There's no question that the world, and image creators in particular, have grown obsessed with AI imaging. One has only to look at the fantastic popularity of such apps as DALL-E 2, Stable Diffusion, and Midjourney to see that world of imaging has changed forever. Seemingly overnight the ability to generate complex images from simple text prompts has taken hold of the public imagination as have very few technical advances before it.
And exactly what is AI-generative imaging? If one were to search for a brief functional definition, one of my own that might do quite well is "digital photography without the camera." However oversimplified, I believe this cuts right to the heart of what AI-generative imaging apps are offering their users. It's no surprise then that camera manufacturers are taking note and responding, perhaps a bit fearfully, to this latest challenge to their dominance.

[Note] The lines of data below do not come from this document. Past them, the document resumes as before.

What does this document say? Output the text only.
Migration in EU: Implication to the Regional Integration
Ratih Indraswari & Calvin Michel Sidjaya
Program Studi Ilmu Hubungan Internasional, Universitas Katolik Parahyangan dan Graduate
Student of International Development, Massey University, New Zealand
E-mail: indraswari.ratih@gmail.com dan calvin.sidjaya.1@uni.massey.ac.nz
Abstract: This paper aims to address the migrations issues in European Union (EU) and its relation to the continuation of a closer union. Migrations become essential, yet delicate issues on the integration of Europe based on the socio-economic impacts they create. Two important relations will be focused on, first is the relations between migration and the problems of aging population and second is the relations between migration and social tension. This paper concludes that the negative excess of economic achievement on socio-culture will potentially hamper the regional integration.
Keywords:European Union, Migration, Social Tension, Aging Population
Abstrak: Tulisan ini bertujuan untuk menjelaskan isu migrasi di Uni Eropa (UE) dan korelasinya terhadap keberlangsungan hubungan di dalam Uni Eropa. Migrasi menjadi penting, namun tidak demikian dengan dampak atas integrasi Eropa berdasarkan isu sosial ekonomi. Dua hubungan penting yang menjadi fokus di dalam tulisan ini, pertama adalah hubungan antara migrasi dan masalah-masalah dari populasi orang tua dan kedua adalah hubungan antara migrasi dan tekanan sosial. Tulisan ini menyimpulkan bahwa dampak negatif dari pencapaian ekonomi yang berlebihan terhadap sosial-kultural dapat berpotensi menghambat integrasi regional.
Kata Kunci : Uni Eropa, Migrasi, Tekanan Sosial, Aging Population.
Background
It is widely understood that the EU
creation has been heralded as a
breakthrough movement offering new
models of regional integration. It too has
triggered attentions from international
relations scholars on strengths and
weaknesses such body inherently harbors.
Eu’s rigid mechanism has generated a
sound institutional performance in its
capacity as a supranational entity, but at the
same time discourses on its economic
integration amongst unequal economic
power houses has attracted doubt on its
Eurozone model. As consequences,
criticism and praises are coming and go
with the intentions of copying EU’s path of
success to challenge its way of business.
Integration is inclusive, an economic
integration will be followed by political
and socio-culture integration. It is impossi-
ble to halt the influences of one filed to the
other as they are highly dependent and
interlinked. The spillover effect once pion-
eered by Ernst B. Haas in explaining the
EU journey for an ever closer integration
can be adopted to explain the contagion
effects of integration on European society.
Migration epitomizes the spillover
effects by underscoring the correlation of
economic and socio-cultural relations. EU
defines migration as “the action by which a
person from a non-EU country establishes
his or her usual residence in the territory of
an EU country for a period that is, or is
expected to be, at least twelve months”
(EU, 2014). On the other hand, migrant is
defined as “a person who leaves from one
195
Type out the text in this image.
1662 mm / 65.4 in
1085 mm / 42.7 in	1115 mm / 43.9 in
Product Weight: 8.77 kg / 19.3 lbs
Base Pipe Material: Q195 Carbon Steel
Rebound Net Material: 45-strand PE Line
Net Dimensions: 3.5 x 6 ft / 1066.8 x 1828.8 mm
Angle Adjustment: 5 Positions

For one example, one need look no further than Nikon, the world's preeminent camera manufacturer ever since it took hold of the SLR market at the end of the 1950's with the introduction of the redoubtable Nikon F that quickly became the camera of choice for virtually every professional photographer the world over. If Nikon's reputation were ever in doubt in the mirrorless age, any misgivings have been laid to rest once and for all with the recent release first of the Z9 and now the Z8.
So how is Nikon responding to the threat to its business posed by AI imaging? A quote from a brief video makes its answer quite clear:
"This obsession with the artificial is making us forget that our world is full of amazing natural places that are often stranger than fiction."
And this puts in a nutshell the choice now facing content creators, Nikon users or not, and that is whether to capture the real world around them with camera in hand, or to create new worlds limited only by the extent of their imaginations. There is no right choice here. The decision depends on a given individual's unique proclivities. For myself, though I began my career as a film photographer almost a half century ago, I've been drawn increasingly to the possibilities offered by the AI-generative apps listed above. They bring to mind the famous Aldous Huxley quote that became the mantra of the psychedelic 1960's: "There are things known and there are things unknown, and in between are the doors of perception."